Opinión

Una defensa y un ataque

No parece cosa fácil de entender para intérpretes exteriores que una buena parte de un país tenga que salir a la calle y movilizarse para defender su orden constitucional. En un territorio tan dado a mudar ordenamientos jurídicos y cartas magnas como el nuestro, alcanzar uno lealmente consensuado y aceptado por el noventa por ciento de los españoles como el de 1978, es un triunfo si hacemos memoria y repasamos nuestros tres últimos siglos. Un triunfo que ahora toca defender desde la calle lo cual es un absoluto disparate imposible de producirse en cualquier otra nación de nuestra órbita. Desde  la aprobación de la elaborada por las Cortes de Cádiz en 1812 nada menos que ocho textos constitucionales se han ido sucediendo.

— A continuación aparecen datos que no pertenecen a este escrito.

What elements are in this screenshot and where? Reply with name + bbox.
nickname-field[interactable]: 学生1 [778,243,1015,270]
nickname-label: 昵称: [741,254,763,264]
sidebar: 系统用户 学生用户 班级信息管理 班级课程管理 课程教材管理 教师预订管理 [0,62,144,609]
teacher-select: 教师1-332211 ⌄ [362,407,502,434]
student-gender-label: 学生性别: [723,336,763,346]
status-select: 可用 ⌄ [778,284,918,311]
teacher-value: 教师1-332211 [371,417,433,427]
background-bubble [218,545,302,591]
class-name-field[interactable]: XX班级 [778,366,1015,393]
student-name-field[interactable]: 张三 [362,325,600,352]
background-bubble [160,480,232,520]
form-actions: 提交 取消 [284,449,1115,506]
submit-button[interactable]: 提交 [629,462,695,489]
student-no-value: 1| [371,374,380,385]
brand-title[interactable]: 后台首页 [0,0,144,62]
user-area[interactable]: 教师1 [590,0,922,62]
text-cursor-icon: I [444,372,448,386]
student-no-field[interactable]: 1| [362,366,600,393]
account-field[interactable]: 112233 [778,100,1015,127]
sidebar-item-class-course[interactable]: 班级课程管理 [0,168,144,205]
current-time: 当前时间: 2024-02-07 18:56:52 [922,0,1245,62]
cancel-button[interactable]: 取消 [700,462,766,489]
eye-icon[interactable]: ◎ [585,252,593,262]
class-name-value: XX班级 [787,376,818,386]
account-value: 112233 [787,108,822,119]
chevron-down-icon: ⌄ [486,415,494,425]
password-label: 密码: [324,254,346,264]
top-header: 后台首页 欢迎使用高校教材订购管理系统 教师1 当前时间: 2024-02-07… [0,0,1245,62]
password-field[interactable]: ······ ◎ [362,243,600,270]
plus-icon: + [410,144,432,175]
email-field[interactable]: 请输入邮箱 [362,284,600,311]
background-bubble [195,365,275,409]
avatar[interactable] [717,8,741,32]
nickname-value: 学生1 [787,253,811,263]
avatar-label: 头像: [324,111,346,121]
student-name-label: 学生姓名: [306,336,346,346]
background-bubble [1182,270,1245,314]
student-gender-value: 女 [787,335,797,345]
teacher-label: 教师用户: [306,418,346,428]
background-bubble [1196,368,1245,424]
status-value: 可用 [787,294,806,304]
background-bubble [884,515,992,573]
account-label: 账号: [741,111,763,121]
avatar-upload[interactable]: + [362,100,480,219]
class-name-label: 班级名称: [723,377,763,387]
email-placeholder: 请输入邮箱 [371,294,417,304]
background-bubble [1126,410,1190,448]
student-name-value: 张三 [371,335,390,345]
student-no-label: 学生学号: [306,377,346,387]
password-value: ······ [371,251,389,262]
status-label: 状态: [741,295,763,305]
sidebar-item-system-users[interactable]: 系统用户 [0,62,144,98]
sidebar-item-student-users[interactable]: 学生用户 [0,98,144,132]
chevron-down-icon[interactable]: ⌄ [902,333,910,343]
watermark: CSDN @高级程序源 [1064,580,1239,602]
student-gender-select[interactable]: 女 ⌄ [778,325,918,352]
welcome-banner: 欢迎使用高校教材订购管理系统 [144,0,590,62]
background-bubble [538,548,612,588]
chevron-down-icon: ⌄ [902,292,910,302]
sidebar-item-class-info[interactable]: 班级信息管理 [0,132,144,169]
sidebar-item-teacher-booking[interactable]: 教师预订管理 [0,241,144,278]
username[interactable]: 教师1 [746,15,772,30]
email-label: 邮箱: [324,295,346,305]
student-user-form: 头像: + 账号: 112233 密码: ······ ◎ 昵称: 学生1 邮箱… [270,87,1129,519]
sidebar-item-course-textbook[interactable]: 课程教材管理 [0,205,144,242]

Tras la Pepa llegó el Estatuto Real de 1834, cuya pretensión fue dulcificar la constitución gaditana y contentar a los que exigían rehabilitarla.  En 1835 y exigida por el motín de los sargentos de la Granja, María Cristina solicitó al Parlamento una modificación más audaz del estatuto anterior. Aguantó hasta 1845 cuando los moderados comprendieron la necesidad de impulsar un nuevo texto que regulara los fenómenos sociales, políticos y administrativos producto de la nueva España neoliberal posterior a la I Guerra Carlista. Llegó luego la de 1869 que otorgó respaldo jurídico y sustento político y legal a la Revolución Gloriosa de septiembre de 1868, a la que sustituyó en 1876 la que amorosamente elaboró personalmente Antonio Cánovas en cordial entente con el ala progresista de Sagasta para dar sustento a la monarquía de Alfonso XII. Con ella fue el país gobernándose sin grandes trabas hasta la elaborada por la II República en 1931. La guerra Civil y el triunfo franquista acabó con ella y dejó sin Constitución al país hasta 1978 cuando los nuevos tiempos a la muerte del dictador, y  la nación que brotaba plenamente comprometida con la democracia y la libertad, facultó a varios españoles de bien para elaborar una nueva que nos ha servido con justicia y lealtad.
El problema, sin embargo, como ha entendido algo más de la mitad de la población del país,  no es modificarla y establecer las enmiendas necesarias para dar cabida a las apetencias dictadas por el siglo nuevo. El problema es defenderla. Y ese es el drama. 
La calle se ha manifestado. Reflexionar sobre la situación es lo que toca.